Öğretmenler günü dolayısıyla eğitim ve eğitimcilerin öncelendiği şu günlerde yukarıda kısaca bahsettiğin insanlık değerlerini iliklerine kadar işlemiş ve hayatında yaşamış ve uygulamış atalarımızın öğretmenlerine ilim irfan sahiplerine verdiği önem ve kıymetlerden örnek verip tarihte bu anlamda yaşanmış hikâyelerden örnek vermeye çalışacağım.
İşte birkaç örnek:
Sekiz ay süren Mısır seferi sona ermiş, dönüş yolculuğu başlamıştır. Yavuz Sultan Selim dönüşte hocası Anadolu Kazaskeri İbn-i Kemal de yanında bulunmaktadır. Hem yol almakta hem de hocasına merak ettiği meseleleri sorup onun ilminden faydalanmaktadır. Ordu ilerlerken bir ara çamurla kaplı bir sahadan geçilir. Bu arada hiç beklenmedik bir hadise olur ve İbn-i Kemal'in atının ayağından sıçrayan çamurlar Yavuz'un kaftanını kirletir. Herkesin yüreği ağzına gelmiş, ne olacağını birbirine sormaktadır. Büyük âlim İbn-i Kemal ise başını önüne eğmiş, endişeli gözlerle beklemektedir. Koca Yavuz, değerli hocasının edebi ve mahcubiyeti karşısında kızarır ve ilme ne kadar değer verdiğini anlatan şu sözleri söyler: “Hocam üzülmeyiniz! Sizin gibi bir âlimin atının ayağından sıçrayan çamur bizim için bir ziynettir.” Ve kaftanını çıkarıp yaverine uzatırken: “Vasiyetimdir, öldüğüm zaman bu kaftanı sandukamın üzerine sersinler!” diye emir buyurur. Gerçekten de ulu hakanın vasiyeti yerine getirilmiş ve sözü edilen kaftan Yavuz Sultan Selim'in sandukasını süslemiştir.
Fâtih Sultan Mehmet Hân Hazretleri, fetihten sonra İstanbul'a girerken Rum kızları padişah zannedip ellerindeki çiçekleri hocası Akşemseddin'e uzatırlar. O da Fâtih'i işaret ederek:
— Padişah O'dur! dedi. Fâtih Sultan Mehmet Hân Hazretleri de:
— Padişah benim ama o benim hocamdır. Çiçekleri ona götürün, diyerek kızları geri çevirdi.
Batı medeniyet ve tarihinden de örnek vermek gerekirse Napolyon ile ilgili şu olayı örnek olarak anlatalım.

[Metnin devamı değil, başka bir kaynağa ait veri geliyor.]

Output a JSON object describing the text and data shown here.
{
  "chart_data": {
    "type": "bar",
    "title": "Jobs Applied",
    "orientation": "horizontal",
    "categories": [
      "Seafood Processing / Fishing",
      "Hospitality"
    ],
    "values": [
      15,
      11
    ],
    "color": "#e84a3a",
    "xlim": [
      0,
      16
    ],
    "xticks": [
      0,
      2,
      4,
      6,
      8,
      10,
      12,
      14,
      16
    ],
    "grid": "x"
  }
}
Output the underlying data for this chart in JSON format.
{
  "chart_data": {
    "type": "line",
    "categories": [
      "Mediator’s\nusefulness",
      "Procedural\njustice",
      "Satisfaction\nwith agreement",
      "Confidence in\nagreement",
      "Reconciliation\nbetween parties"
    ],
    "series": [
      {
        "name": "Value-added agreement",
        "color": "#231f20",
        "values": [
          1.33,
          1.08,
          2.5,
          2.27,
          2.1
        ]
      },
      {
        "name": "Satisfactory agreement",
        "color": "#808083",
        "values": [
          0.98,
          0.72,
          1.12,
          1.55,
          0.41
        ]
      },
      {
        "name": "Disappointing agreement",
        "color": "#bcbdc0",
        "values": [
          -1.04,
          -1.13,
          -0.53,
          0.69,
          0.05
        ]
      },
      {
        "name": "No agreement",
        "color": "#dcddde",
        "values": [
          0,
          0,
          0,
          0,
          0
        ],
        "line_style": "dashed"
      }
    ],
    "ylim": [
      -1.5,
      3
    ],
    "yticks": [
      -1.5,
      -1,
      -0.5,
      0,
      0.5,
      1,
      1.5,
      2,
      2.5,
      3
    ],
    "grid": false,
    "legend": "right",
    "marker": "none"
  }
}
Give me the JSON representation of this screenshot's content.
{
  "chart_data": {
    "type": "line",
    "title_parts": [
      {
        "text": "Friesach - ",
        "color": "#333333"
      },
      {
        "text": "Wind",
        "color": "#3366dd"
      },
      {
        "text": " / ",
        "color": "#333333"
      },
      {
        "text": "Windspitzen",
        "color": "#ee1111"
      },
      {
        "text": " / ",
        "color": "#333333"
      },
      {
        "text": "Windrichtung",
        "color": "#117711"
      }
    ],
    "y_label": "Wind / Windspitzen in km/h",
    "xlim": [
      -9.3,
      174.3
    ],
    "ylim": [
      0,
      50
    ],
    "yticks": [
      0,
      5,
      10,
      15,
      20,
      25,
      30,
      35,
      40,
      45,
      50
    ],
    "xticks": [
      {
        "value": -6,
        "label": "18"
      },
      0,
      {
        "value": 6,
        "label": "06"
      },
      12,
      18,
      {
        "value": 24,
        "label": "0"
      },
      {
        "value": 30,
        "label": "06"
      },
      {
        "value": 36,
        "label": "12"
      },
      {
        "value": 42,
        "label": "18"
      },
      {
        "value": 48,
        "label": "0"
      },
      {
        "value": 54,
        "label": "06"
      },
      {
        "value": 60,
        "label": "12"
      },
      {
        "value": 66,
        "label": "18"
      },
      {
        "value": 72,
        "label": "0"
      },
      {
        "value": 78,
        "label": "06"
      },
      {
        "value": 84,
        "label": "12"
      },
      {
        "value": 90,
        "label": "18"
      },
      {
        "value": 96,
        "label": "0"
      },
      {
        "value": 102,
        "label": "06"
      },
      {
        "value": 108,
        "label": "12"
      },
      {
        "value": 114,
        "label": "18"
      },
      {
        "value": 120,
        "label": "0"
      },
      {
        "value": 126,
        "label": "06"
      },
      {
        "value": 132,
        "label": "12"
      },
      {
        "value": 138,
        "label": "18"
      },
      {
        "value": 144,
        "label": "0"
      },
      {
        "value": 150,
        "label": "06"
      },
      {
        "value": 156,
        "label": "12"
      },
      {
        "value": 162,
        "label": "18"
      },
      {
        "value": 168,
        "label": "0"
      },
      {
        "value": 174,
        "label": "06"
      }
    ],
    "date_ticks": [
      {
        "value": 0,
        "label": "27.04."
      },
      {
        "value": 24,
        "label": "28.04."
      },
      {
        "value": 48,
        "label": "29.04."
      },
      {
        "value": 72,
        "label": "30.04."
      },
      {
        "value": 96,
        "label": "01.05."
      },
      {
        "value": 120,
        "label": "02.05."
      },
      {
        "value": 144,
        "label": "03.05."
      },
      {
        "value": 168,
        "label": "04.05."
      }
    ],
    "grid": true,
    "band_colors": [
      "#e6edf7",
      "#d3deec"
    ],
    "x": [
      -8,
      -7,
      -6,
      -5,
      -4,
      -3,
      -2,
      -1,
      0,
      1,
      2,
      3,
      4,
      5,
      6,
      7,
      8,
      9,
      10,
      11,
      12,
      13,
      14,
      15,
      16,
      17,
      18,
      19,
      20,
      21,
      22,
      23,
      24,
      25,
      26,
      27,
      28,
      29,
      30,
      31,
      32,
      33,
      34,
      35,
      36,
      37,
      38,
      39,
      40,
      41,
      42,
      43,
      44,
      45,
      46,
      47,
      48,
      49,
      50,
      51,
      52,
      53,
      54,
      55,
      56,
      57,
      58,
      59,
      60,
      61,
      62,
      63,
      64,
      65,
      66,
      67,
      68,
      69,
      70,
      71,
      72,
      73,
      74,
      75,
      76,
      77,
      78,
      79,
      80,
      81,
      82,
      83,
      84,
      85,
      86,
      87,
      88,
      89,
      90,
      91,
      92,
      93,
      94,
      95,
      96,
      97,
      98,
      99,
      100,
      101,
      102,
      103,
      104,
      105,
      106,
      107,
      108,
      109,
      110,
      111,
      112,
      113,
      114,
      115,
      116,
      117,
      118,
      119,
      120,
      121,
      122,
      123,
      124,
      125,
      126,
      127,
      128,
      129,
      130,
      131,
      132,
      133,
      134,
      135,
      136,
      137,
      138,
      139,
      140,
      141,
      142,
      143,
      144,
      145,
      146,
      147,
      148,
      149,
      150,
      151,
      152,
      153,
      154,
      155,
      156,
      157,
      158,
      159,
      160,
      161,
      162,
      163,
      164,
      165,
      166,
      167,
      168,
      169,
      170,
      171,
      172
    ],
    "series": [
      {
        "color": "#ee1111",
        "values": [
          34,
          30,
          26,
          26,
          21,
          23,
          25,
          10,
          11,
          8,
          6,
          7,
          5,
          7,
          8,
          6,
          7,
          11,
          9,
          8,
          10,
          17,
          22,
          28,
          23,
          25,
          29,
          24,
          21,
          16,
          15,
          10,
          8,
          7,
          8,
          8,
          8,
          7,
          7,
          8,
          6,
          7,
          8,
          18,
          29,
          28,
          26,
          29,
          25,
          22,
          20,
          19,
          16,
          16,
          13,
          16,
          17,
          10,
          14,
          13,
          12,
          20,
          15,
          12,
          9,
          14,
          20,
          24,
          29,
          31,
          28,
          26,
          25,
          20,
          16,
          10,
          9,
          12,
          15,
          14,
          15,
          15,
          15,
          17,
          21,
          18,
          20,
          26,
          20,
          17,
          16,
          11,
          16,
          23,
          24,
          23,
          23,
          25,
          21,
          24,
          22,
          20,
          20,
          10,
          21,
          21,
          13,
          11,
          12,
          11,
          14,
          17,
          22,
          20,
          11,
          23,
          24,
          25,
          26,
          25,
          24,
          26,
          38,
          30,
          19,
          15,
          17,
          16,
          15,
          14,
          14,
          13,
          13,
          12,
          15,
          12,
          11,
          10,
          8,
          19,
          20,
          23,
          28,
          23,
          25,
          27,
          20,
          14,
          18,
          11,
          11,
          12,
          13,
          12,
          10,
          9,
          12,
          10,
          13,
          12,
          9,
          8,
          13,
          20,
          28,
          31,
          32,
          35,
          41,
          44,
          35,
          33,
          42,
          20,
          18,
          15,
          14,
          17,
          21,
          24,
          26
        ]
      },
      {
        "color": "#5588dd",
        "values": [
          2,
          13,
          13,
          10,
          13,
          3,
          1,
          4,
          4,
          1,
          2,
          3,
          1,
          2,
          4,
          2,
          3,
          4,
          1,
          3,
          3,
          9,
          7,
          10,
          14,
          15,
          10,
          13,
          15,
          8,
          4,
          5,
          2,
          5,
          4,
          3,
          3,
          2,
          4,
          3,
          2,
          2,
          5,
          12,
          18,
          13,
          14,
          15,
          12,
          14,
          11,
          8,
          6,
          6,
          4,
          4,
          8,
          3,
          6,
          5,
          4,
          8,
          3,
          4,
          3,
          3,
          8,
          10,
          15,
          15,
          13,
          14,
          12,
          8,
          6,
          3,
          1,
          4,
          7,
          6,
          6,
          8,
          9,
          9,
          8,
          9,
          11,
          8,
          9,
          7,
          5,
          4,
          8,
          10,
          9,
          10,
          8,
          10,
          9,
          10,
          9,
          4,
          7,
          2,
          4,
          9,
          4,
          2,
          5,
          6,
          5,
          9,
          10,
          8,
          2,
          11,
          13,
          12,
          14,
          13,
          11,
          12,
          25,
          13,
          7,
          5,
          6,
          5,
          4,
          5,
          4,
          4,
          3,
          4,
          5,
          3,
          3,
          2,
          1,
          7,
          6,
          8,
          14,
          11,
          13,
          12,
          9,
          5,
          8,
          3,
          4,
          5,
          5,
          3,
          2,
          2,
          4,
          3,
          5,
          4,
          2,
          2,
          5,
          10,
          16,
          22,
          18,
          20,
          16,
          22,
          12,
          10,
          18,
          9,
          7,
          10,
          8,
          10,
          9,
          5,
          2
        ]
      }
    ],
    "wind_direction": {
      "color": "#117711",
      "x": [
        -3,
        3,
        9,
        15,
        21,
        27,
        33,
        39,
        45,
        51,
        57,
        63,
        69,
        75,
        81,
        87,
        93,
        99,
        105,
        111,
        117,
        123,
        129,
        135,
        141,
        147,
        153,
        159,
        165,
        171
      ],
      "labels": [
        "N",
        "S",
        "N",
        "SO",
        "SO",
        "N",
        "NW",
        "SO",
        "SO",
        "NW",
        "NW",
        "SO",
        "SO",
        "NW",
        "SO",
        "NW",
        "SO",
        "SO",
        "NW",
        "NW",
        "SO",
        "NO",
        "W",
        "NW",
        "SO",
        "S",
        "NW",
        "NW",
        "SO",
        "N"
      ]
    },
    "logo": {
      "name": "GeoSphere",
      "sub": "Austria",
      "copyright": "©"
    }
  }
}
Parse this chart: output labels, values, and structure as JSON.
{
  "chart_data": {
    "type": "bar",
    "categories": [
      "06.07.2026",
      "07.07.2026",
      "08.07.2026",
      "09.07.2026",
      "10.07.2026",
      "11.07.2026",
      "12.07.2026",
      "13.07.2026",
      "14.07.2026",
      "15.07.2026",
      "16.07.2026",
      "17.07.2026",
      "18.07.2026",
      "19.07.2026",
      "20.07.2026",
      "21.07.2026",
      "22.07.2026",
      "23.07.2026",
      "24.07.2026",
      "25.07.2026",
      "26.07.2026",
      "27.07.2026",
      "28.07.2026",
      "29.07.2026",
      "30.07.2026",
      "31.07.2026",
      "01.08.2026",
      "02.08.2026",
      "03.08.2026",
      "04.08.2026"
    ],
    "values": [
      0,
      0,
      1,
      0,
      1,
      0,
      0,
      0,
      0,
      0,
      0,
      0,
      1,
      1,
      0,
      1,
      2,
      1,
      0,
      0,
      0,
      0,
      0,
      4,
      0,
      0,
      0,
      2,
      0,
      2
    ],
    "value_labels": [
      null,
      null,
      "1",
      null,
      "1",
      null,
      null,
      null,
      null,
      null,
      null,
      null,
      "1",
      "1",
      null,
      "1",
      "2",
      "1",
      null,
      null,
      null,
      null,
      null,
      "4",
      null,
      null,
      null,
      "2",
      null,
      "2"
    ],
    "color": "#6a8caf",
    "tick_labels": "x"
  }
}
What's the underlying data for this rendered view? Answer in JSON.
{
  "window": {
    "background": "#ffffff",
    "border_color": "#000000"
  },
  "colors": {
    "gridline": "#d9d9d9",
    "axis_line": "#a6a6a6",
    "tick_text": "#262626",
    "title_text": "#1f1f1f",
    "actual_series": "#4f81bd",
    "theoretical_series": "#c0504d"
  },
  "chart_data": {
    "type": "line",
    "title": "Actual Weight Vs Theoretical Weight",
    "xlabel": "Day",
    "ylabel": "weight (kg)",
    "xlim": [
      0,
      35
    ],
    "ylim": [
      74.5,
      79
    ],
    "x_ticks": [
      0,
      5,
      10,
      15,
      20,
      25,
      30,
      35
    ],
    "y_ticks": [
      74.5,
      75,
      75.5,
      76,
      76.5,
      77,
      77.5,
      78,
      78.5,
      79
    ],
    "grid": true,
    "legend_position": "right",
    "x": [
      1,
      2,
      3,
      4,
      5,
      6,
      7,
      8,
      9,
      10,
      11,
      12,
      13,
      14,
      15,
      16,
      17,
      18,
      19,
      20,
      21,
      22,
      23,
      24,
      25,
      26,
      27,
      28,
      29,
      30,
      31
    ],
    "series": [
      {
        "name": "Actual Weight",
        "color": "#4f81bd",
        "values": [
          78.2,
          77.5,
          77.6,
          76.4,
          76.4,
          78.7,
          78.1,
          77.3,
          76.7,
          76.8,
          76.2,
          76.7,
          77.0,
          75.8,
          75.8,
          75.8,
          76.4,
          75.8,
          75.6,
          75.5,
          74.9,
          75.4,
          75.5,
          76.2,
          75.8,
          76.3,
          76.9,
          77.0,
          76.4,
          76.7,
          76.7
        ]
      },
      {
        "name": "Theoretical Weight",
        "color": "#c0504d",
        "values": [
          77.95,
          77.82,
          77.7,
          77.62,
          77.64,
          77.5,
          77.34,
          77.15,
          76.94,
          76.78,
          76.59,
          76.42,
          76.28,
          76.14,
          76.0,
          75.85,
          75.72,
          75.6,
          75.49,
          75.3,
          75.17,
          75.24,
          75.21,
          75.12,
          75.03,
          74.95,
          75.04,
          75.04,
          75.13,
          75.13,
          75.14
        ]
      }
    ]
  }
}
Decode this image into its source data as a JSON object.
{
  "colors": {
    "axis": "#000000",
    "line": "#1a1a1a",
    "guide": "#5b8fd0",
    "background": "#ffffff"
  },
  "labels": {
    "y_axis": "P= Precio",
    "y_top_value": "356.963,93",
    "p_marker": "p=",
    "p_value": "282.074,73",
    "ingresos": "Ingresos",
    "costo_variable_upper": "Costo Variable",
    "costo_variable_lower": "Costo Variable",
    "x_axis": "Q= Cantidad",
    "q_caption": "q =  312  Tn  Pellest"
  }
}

Napolyon Paris'ten geçerken, kalabalığı yarıp kendisine ulaşmaya çalışan bir adam görülür. Askerler caddeyi kordon altına almışlardır. Adama mâni olmaya çalışırlar. O esnada iyice hırpalanmış olan adam, Napolyon'un gözüne ilişir. Napolyon heyecanlanır ve:
— Bırakın gelsin! emrini verir.
Kendisine doğru yürüyen adama sevgi ve saygıyla bakarken, şeref kıtasına seslenir:
— Dikkat!.. Hazır ol!.. Fransa geçiyor!
Napolyon'un Fransa ile bir tuttuğu bu adam onun öğretmenidir.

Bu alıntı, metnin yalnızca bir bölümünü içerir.